«Caleb hizo callar al pueblo que estaba ante Moisés, y dijo: "¡Pues vamos a conquistar esa tierra! ¡Nosotros podemos conquistarla!"». Números 13:30
-Al fin, el pueblo de Israel se encontraba cerca de las fronteras de la tierra prometida -inició la mamá esa mañana—. Algunos sugirieron enviar espías para reconocer la tierra. Moisés consultó con Dios y dio la autorización para hacerlo. Dijo que escogieran uno de los hombres principales de cada tribu para que fueran a inspeccionar la tierra. Pronto los doce hombres salieron a la peligrosa misión.
—¡Qué valientes! -comentó Mateo.
-El pueblo esperaba con ansias su regreso —continuó la mamá-.
Pasaron cuarenta días cuando por fin los vieron llegar. La voz se corrió rápidamente y el pueblo salió a recibirlos. Estaban asombrados de que todos estuvieran bien y, sobre todo, al ver la muestra de frutas que crecían en aquellos lugares. Dos hombres cargaban un racimo de uvas grande y pesado.
-No me puedo imaginar eso -comentó Mateo.
-El informe que dieron era cierto -siguió hablando la mamá—.
Dios había dicho que los introduciría a una tierra en la que fluía leche y miel, refiriéndose a la abundancia y riqueza que había en aquel lugar. El racimo de uvas era una prueba de ello.
-Se me antoja comer uvas -comentó Susana.

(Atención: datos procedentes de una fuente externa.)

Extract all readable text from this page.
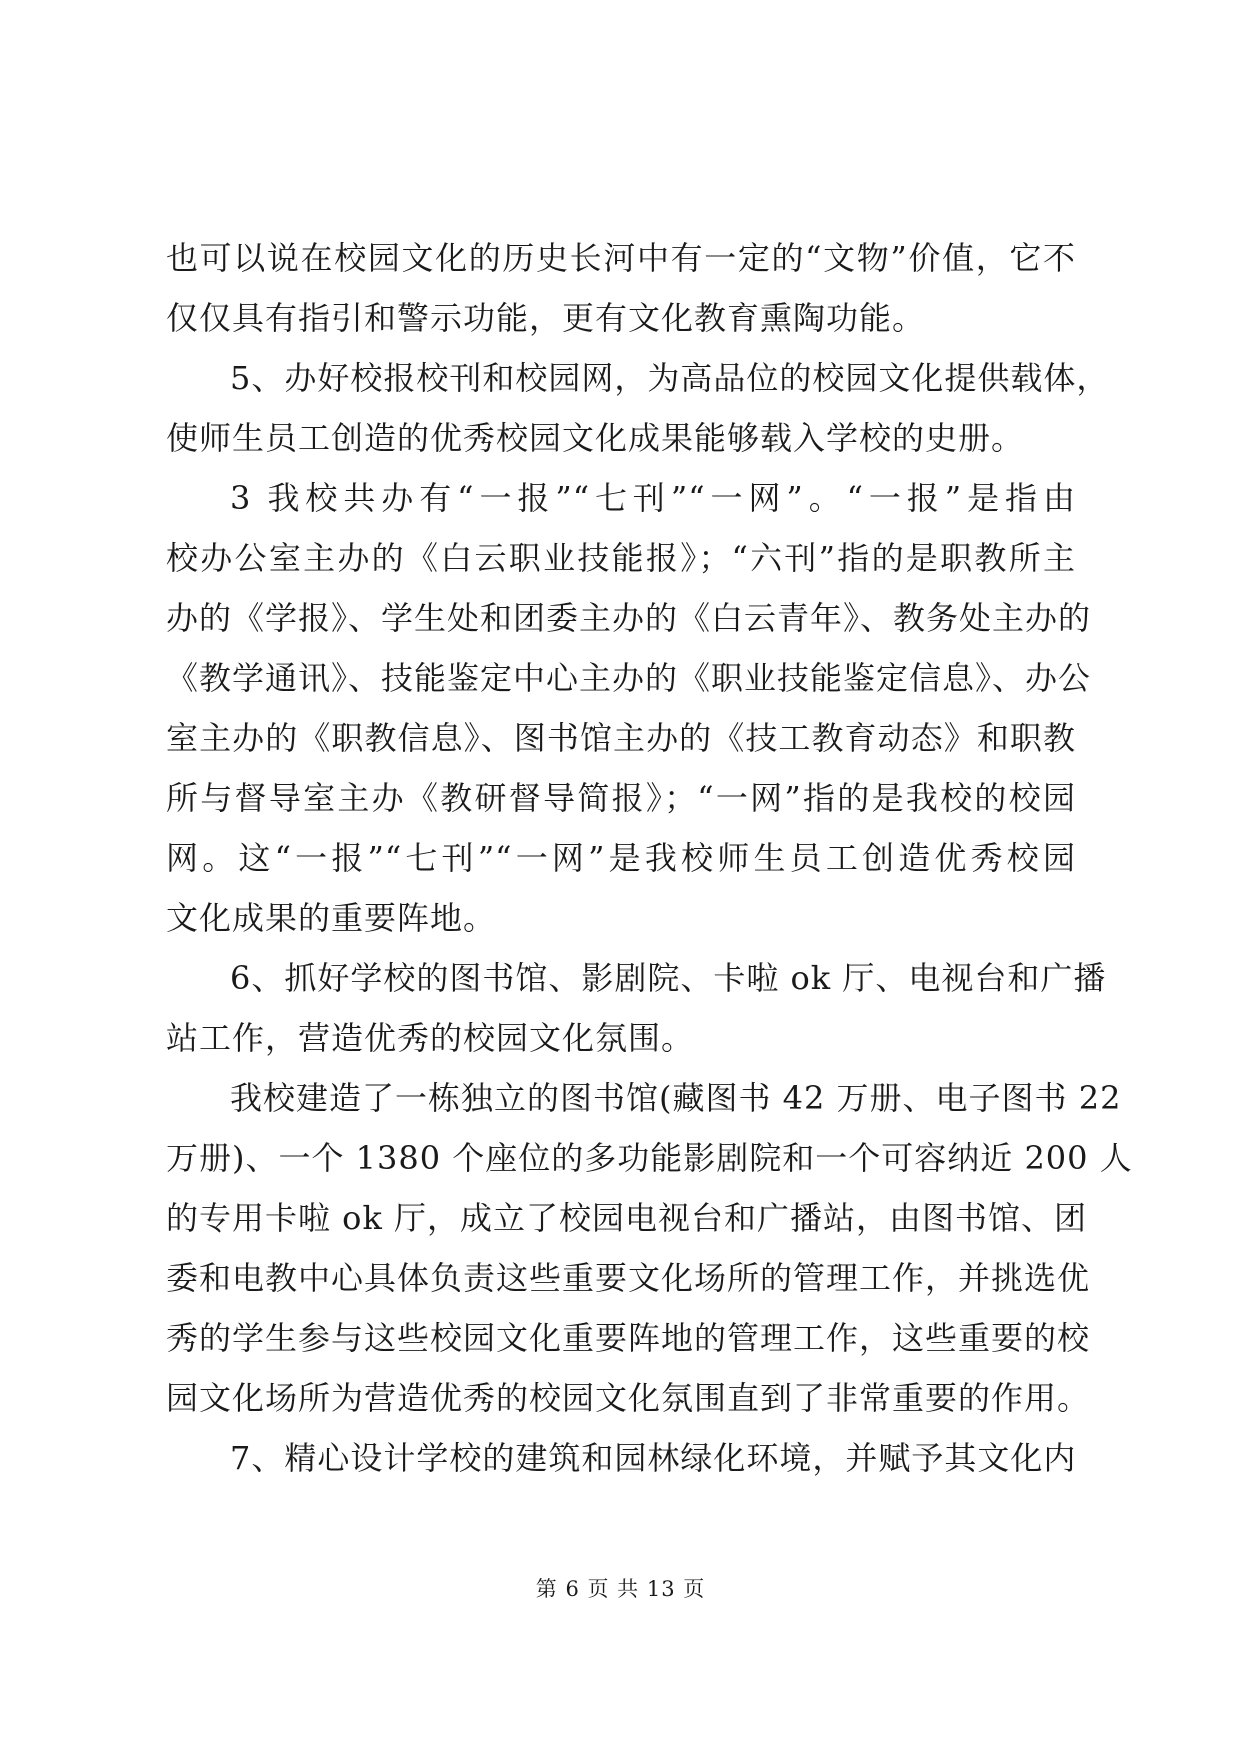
也可以说在校园文化的历史长河中有一定的“文物”价值，它不
仅仅具有指引和警示功能，更有文化教育熏陶功能。
5、办好校报校刊和校园网，为高品位的校园文化提供载体，
使师生员工创造的优秀校园文化成果能够载入学校的史册。
3 我校共办有“一报”“七刊”“一网”。“一报”是指由
校办公室主办的《白云职业技能报》；“六刊”指的是职教所主
办的《学报》、学生处和团委主办的《白云青年》、教务处主办的
《教学通讯》、技能鉴定中心主办的《职业技能鉴定信息》、办公
室主办的《职教信息》、图书馆主办的《技工教育动态》和职教
所与督导室主办《教研督导简报》；“一网”指的是我校的校园
网。这“一报”“七刊”“一网”是我校师生员工创造优秀校园
文化成果的重要阵地。
6、抓好学校的图书馆、影剧院、卡啦 ok 厅、电视台和广播
站工作，营造优秀的校园文化氛围。
我校建造了一栋独立的图书馆(藏图书 42 万册、电子图书 22
万册)、一个 1380 个座位的多功能影剧院和一个可容纳近 200 人
的专用卡啦 ok 厅，成立了校园电视台和广播站，由图书馆、团
委和电教中心具体负责这些重要文化场所的管理工作，并挑选优
秀的学生参与这些校园文化重要阵地的管理工作，这些重要的校
园文化场所为营造优秀的校园文化氛围直到了非常重要的作用。
7、精心设计学校的建筑和园林绿化环境，并赋予其文化内
第 6 页 共 13 页
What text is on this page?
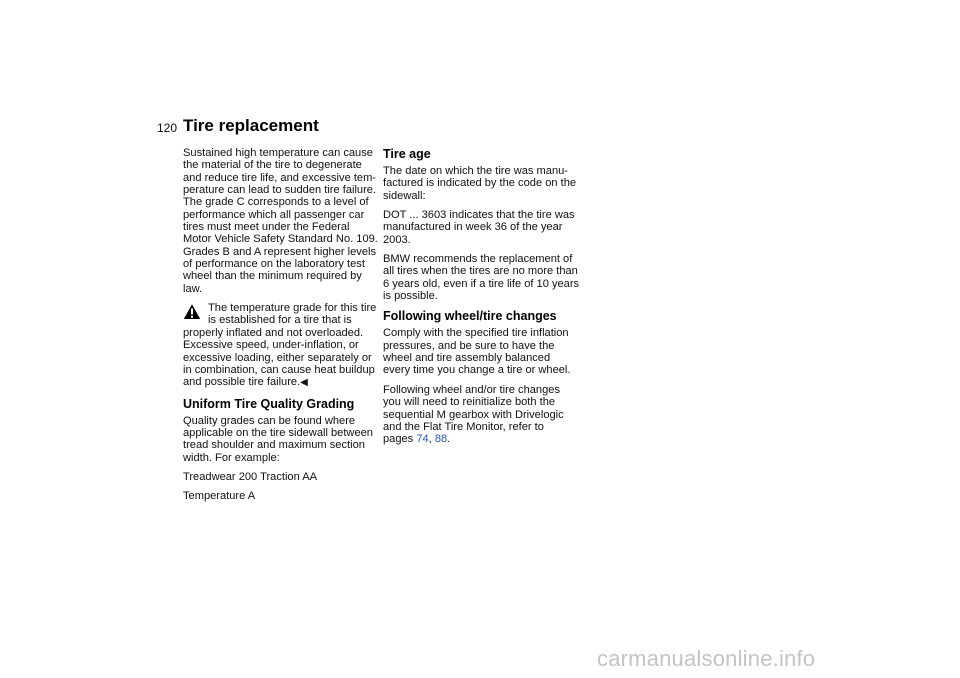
120 Tire replacement

Sustained high temperature can cause
the material of the tire to degenerate
and reduce tire life, and excessive tem-
perature can lead to sudden tire failure.
The grade C corresponds to a level of
performance which all passenger car
tires must meet under the Federal
Motor Vehicle Safety Standard No. 109.
Grades B and A represent higher levels
of performance on the laboratory test
wheel than the minimum required by
law.

The temperature grade for this tire
is established for a tire that is
properly inflated and not overloaded.
Excessive speed, under-inflation, or
excessive loading, either separately or
in combination, can cause heat buildup
and possible tire failure.◀
Uniform Tire Quality Grading

Quality grades can be found where
applicable on the tire sidewall between
tread shoulder and maximum section
width. For example:

Treadwear 200 Traction AA

Temperature A

Tire age

The date on which the tire was manu-
factured is indicated by the code on the
sidewall:

DOT ... 3603 indicates that the tire was
manufactured in week 36 of the year
2003.

BMW recommends the replacement of
all tires when the tires are no more than
6 years old, even if a tire life of 10 years
is possible.

Following wheel/tire changes

Comply with the specified tire inflation
pressures, and be sure to have the
wheel and tire assembly balanced
every time you change a tire or wheel.

Following wheel and/or tire changes
you will need to reinitialize both the
sequential M gearbox with Drivelogic
and the Flat Tire Monitor, refer to
pages 74, 88.

carmanualsonline.info
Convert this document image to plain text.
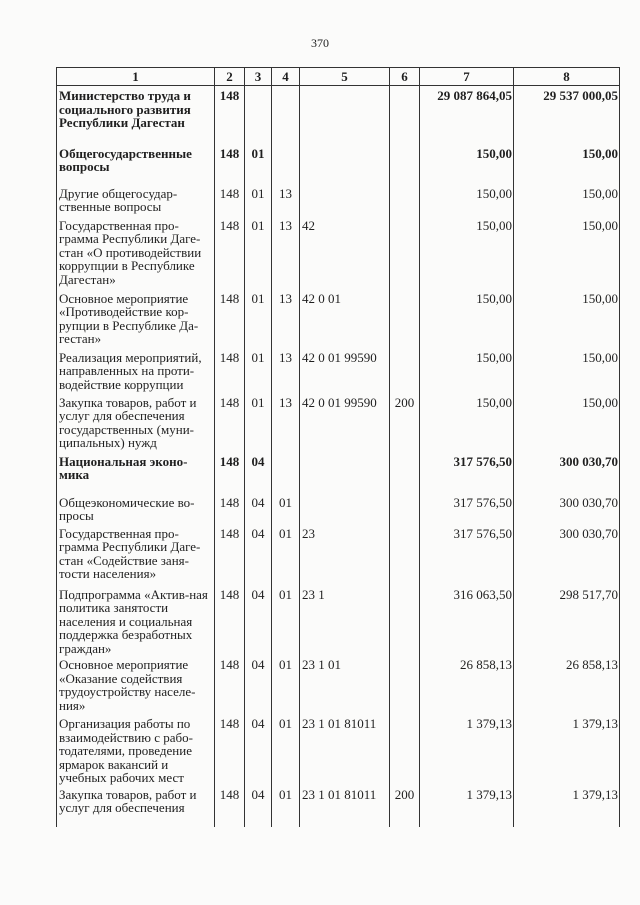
370
1	2	3	4	5	6	7	8
Министерство труда и социального развития Республики Дагестан	148					29 087 864,05	29 537 000,05
Общегосударственные вопросы	148	01				150,00	150,00
Другие общегосудар-ственные вопросы	148	01	13			150,00	150,00
Государственная про-грамма Республики Даге-стан «О противодействии коррупции в Республике Дагестан»	148	01	13	42		150,00	150,00
Основное мероприятие «Противодействие кор-рупции в Республике Да-гестан»	148	01	13	42 0 01		150,00	150,00
Реализация мероприятий, направленных на проти-водействие коррупции	148	01	13	42 0 01 99590		150,00	150,00
Закупка товаров, работ и услуг для обеспечения государственных (муни-ципальных) нужд	148	01	13	42 0 01 99590	200	150,00	150,00
Национальная эконо-мика	148	04				317 576,50	300 030,70
Общеэкономические во-просы	148	04	01			317 576,50	300 030,70
Государственная про-грамма Республики Даге-стан «Содействие заня-тости населения»	148	04	01	23		317 576,50	300 030,70
Подпрограмма «Актив-ная политика занятости населения и социальная поддержка безработных граждан»	148	04	01	23 1		316 063,50	298 517,70
Основное мероприятие «Оказание содействия трудоустройству населе-ния»	148	04	01	23 1 01		26 858,13	26 858,13
Организация работы по взаимодействию с рабо-тодателями, проведение ярмарок вакансий и учебных рабочих мест	148	04	01	23 1 01 81011		1 379,13	1 379,13
Закупка товаров, работ и услуг для обеспечения	148	04	01	23 1 01 81011	200	1 379,13	1 379,13
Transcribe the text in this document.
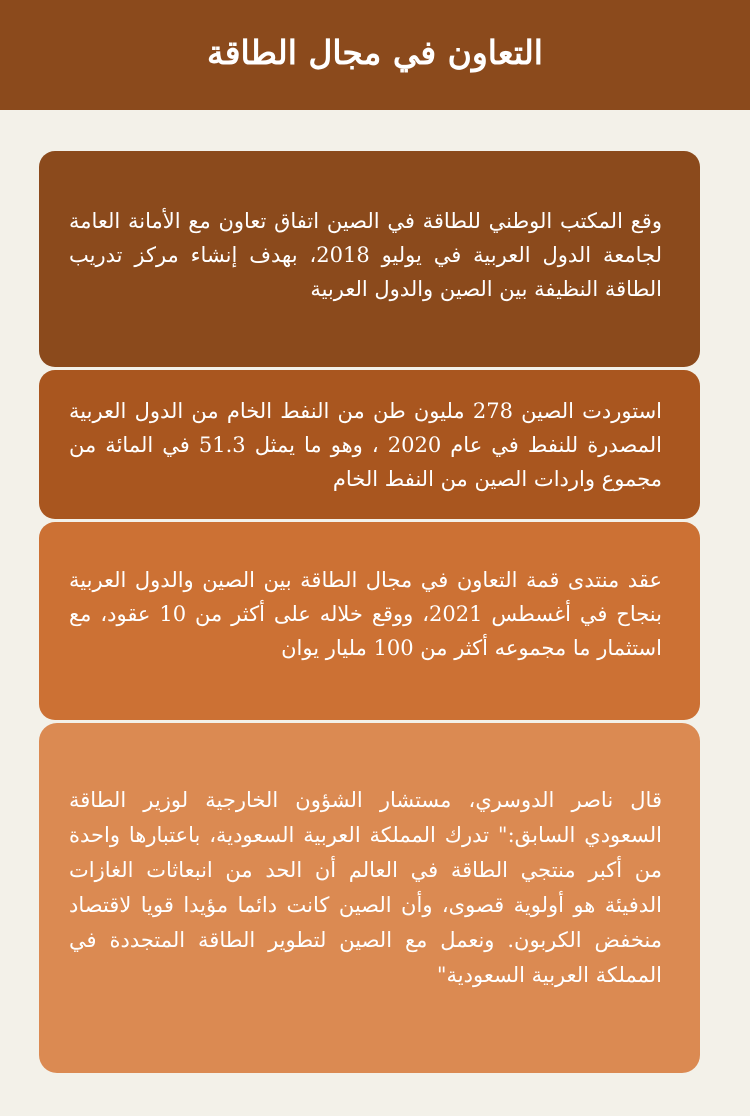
التعاون في مجال الطاقة
وقع المكتب الوطني للطاقة في الصين اتفاق تعاون مع الأمانة العامة لجامعة الدول العربية في يوليو 2018، بهدف إنشاء مركز تدريب الطاقة النظيفة بين الصين والدول العربية
استوردت الصين 278 مليون طن من النفط الخام من الدول العربية المصدرة للنفط في عام 2020 ، وهو ما يمثل 51.3 في المائة من مجموع واردات الصين من النفط الخام
عقد منتدى قمة التعاون في مجال الطاقة بين الصين والدول العربية بنجاح في أغسطس 2021، ووقع خلاله على أكثر من 10 عقود، مع استثمار ما مجموعه أكثر من 100 مليار يوان
قال ناصر الدوسري، مستشار الشؤون الخارجية لوزير الطاقة السعودي السابق:" تدرك المملكة العربية السعودية، باعتبارها واحدة من أكبر منتجي الطاقة في العالم أن الحد من انبعاثات الغازات الدفيئة هو أولوية قصوى، وأن الصين كانت دائما مؤيدا قويا لاقتصاد منخفض الكربون. ونعمل مع الصين لتطوير الطاقة المتجددة في المملكة العربية السعودية"
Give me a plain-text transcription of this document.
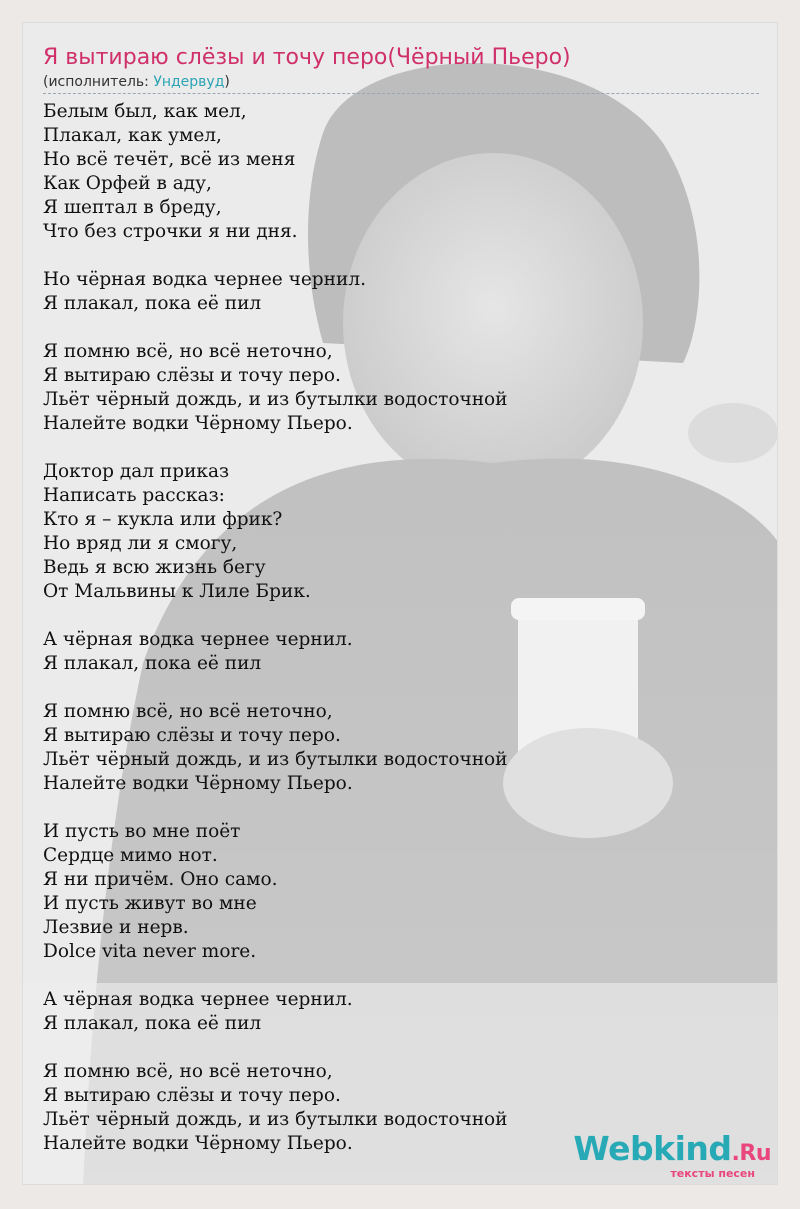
Я вытираю слёзы и точу перо(Чёрный Пьеро)
(исполнитель: Ундервуд)
Белым был, как мел,
Плакал, как умел,
Но всё течёт, всё из меня
Как Орфей в аду,
Я шептал в бреду,
Что без строчки я ни дня.
Но чёрная водка чернее чернил.
Я плакал, пока её пил
Я помню всё, но всё неточно,
Я вытираю слёзы и точу перо.
Льёт чёрный дождь, и из бутылки водосточной
Налейте водки Чёрному Пьеро.
Доктор дал приказ
Написать рассказ:
Кто я – кукла или фрик?
Но вряд ли я смогу,
Ведь я всю жизнь бегу
От Мальвины к Лиле Брик.
А чёрная водка чернее чернил.
Я плакал, пока её пил
Я помню всё, но всё неточно,
Я вытираю слёзы и точу перо.
Льёт чёрный дождь, и из бутылки водосточной
Налейте водки Чёрному Пьеро.
И пусть во мне поёт
Сердце мимо нот.
Я ни причём. Оно само.
И пусть живут во мне
Лезвие и нерв.
Dolce vita never more.
А чёрная водка чернее чернил.
Я плакал, пока её пил
Я помню всё, но всё неточно,
Я вытираю слёзы и точу перо.
Льёт чёрный дождь, и из бутылки водосточной
Налейте водки Чёрному Пьеро.	Webkind.Ru
тексты песен
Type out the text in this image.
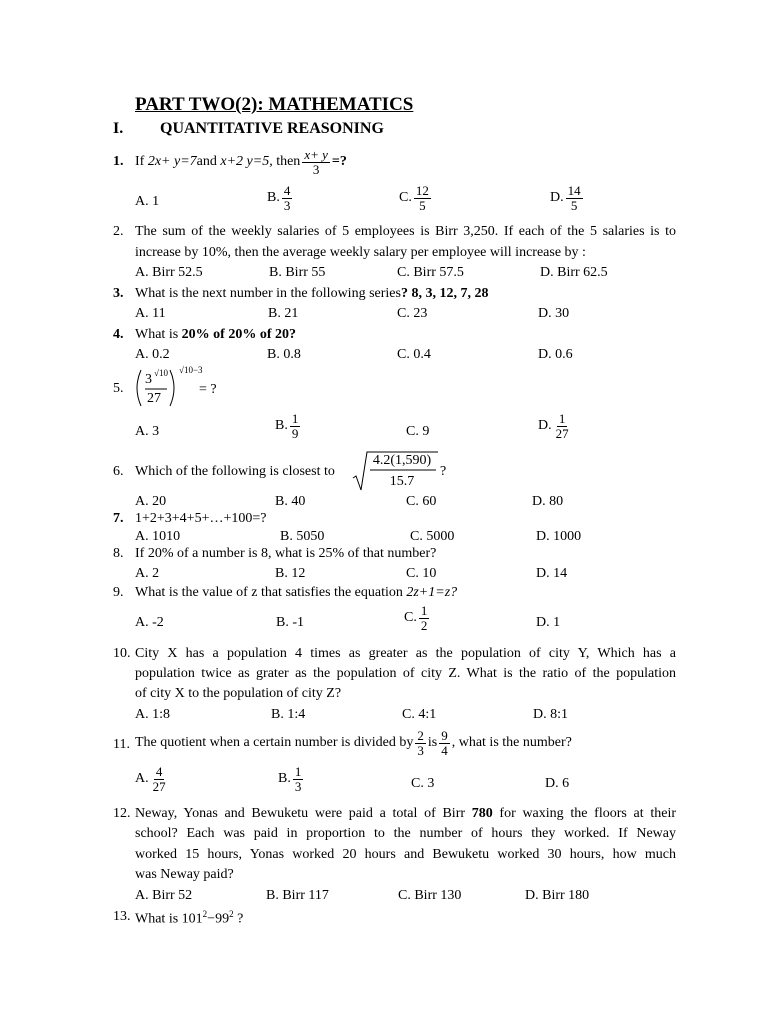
PART TWO(2): MATHEMATICS
I. QUANTITATIVE REASONING
1. If
2x+ y=7 and
x+2 y=5 , then $\frac{x+ y}{3}$ =?
A. 1	B. $\frac{4}{3}$	C. $\frac{12}{5}$	D. $\frac{14}{5}$
2. The sum of the weekly salaries of 5 employees is Birr 3,250. If each of the 5 salaries is to
increase by 10%, then the average weekly salary per employee will increase by :
A. Birr 52.5	B. Birr 55	C. Birr 57.5	D. Birr 62.5
3. What is the next number in the following series? 8, 3, 12, 7, 28
A. 11	B. 21	C. 23	D. 30
4. What is 20% of 20% of 20?
A. 0.2	B. 0.8	C. 0.4	D. 0.6
5.
3 √10
27
√10−3
= ?
A. 3	B. $\frac{1}{9}$	C. 9	D. $\frac{1}{27}$
6. Which of the following is closest to
4.2(1,590)
15.7
?
A. 20	B. 40	C. 60	D. 80
7. 1+2+3+4+5+…+100=?
A. 1010	B. 5050	C. 5000	D. 1000
8. If 20% of a number is 8, what is 25% of that number?
A. 2	B. 12	C. 10	D. 14
9. What is the value of z that satisfies the equation 2z+1=z?
A. -2	B. -1	C. $\frac{1}{2}$	D. 1
10. City X has a population 4 times as greater as the population of city Y, Which has a
population twice as grater as the population of city Z. What is the ratio of the population
of city X to the population of city Z?
A. 1:8	B. 1:4	C. 4:1	D. 8:1
11. The quotient when a certain number is divided by $\frac{2}{3}$ is $\frac{9}{4}$ , what is the number?
A. $\frac{4}{27}$	B. $\frac{1}{3}$	C. 3	D. 6
12. Neway, Yonas and Bewuketu were paid a total of Birr 780 for waxing the floors at their
school? Each was paid in proportion to the number of hours they worked. If Neway
worked 15 hours, Yonas worked 20 hours and Bewuketu worked 30 hours, how much
was Neway paid?
A. Birr 52	B. Birr 117	C. Birr 130	D. Birr 180
13. What is $101^2-99^2$ ?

-Todos guardaron silencio para escuchar el informe, pero el informe fue negativo. La mayoría de los espías dijeron que eran tierras muy peligrosas, habitadas por hombres muy fuertes y que las ciudades estaban fortificadas, así que no podrían conquistarlas. Solo Caleb y Josué animaron al pueblo a seguir adelante y conquistar aquella tierra, porque Dios los acompañaría y no tenían nada que temer. Nosotros no debemos temer ante los gigantes de este mundo porque Dios está para ayudarnos a conquistarlos. Debemos confiar en él -concluyó la mamá.
¿Sabías qué?
Los descendientes de Anac eran gigantes y habitaban en Canaán.